The Finn believes that he could have won a couple of races this season, namely Bahrain and Spain, after strong runs in the E20, and headed to the Principality among the favourites for victory as F1 enjoys its most open championship in years. However, those hopes took a nosedive after he ran into problems with his steering on Thursday morning and lost the only dry session of the day, costing Lotus vital tyre information along the way.

The 'problems' were not necessarily the team's fault, however, as Sky Sports reveals that Raikkonen refused to run a system that had been specifically tailored to his requests after finding that it lacked the feel he needed to tackle the tricky street circuit.

"Kimi's driving style requires plenty of steering feedback," the broadcaster's Mark Hughes wrote, "He's very adaptive to changes in grip, has a great instinctual feel for where it is as the track changes and the tyres degrade. But that feedback to the wheel in these days of power steering - necessary because of the high degree of camber thrust teams use to speed up the initial turn of the car - is not always an easy thing to deliver and, for much of the season so far, Raikkonen has kept the team busy designing and making new components in the search for the feedback he wants.

"Coming into the Monaco weekend - the track with the tightest corners on the calendar and therefore the one requiring the greatest amount of steering lock - Kimi had further requested a high-ratio steering system, giving greater lock for a given degree of steering wheel input. The Enstone guys readily agreed, even though designing and manufacturing such a system is a time-consuming business. It drained factory engineering effort away from a lot of other projects for around three weeks.

"As has been well-reported, Kimi made a single out-lap in Thursday morning practice at Monaco, came in, declared that the car was undriveable with this steering, almost totally devoid of feedback.

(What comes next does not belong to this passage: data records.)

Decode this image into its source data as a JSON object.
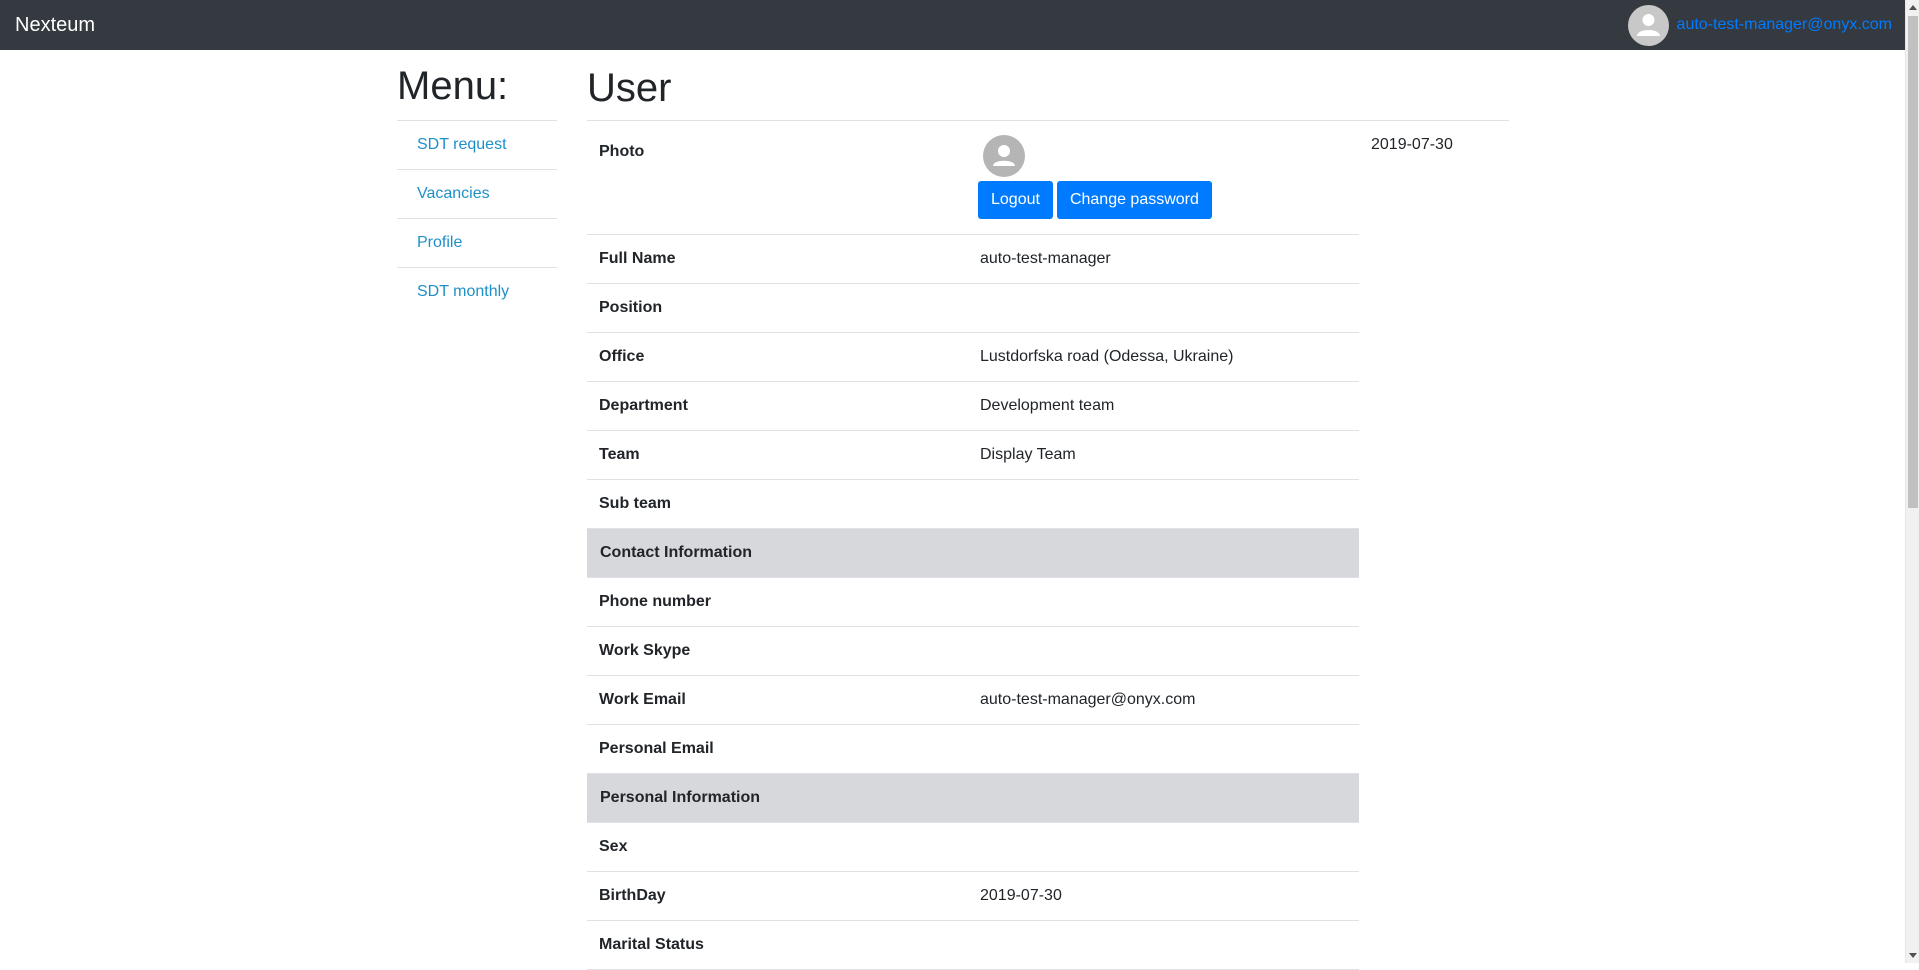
{
  "navbar": {
    "brand": "Nexteum",
    "user_email": "auto-test-manager@onyx.com"
  },
  "menu": {
    "title": "Menu:",
    "items": [
      {
        "label": "SDT request"
      },
      {
        "label": "Vacancies"
      },
      {
        "label": "Profile"
      },
      {
        "label": "SDT monthly"
      }
    ]
  },
  "main": {
    "title": "User",
    "photo_label": "Photo",
    "date": "2019-07-30",
    "buttons": {
      "logout": "Logout",
      "change_password": "Change password"
    },
    "rows": [
      {
        "label": "Full Name",
        "value": "auto-test-manager"
      },
      {
        "label": "Position",
        "value": ""
      },
      {
        "label": "Office",
        "value": "Lustdorfska road (Odessa, Ukraine)"
      },
      {
        "label": "Department",
        "value": "Development team"
      },
      {
        "label": "Team",
        "value": "Display Team"
      },
      {
        "label": "Sub team",
        "value": ""
      }
    ],
    "contact_section": "Contact Information",
    "contact_rows": [
      {
        "label": "Phone number",
        "value": ""
      },
      {
        "label": "Work Skype",
        "value": ""
      },
      {
        "label": "Work Email",
        "value": "auto-test-manager@onyx.com"
      },
      {
        "label": "Personal Email",
        "value": ""
      }
    ],
    "personal_section": "Personal Information",
    "personal_rows": [
      {
        "label": "Sex",
        "value": ""
      },
      {
        "label": "BirthDay",
        "value": "2019-07-30"
      },
      {
        "label": "Marital Status",
        "value": ""
      }
    ]
  },
  "colors": {
    "navbar_bg": "#343a40",
    "link": "#007bff",
    "button_primary": "#007bff",
    "section_bg": "#d6d8db"
  }
}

Re-fitting the conventional system is a 1.5-hour job and he was asked to consider running the session with it as it was, so that the standard system could be fitted in between sessions. He refused and took no further part in that session - the only one in which extended dry track running could have been made, as it turned out. With the afternoon session rained out, the team was sorely bereft of useful tyre data."

The report speculated that that lost data proved costly when it came to qualifying and the race and, although both Lotus drivers made it into the top ten on Saturday afternoon - with Romain Grosjean eventually lining up fourth after Michael Schumacher was docked five places for his Barcelona accident - it was unable to live up to the 'pre-race favourite' tag that had been pinned on Enstone after strong recent showings from both drivers.

While Raikkonen's laid-back, low-key personality fits perfectly with the simple no-nonsense Lotus approach, Hughes speculates that an apparent lack of effort would not be tolerated by an operation used to the work ethics of Michael Schumacher, Fernando Alonso and Robert Kubica.

"The lack of dry running was almost certainly a contributory factor in a qualifying performance from Kimi that one senior team engineer described as 'poor'," he continued, "His lack of pace in the race came largely from the early deterioration of the rear tyres in a car that is usually among the very gentlest on the rubber - and that almost certainly came from the set-up arrived at amid a lack of extended dry running on Thursday. The team was less than impressed."

Comparing the Finn to Jarno Trulli, who previously lost the faith of the team over similar steering problems, the report suggests it is time for him to 'more fully explain what he needs, to spend time with the engineers, immerse himself in solving the problem - or to just live with it and buckle down to adapting himself' - or face an early exit from one of the more competitive rides on the grid.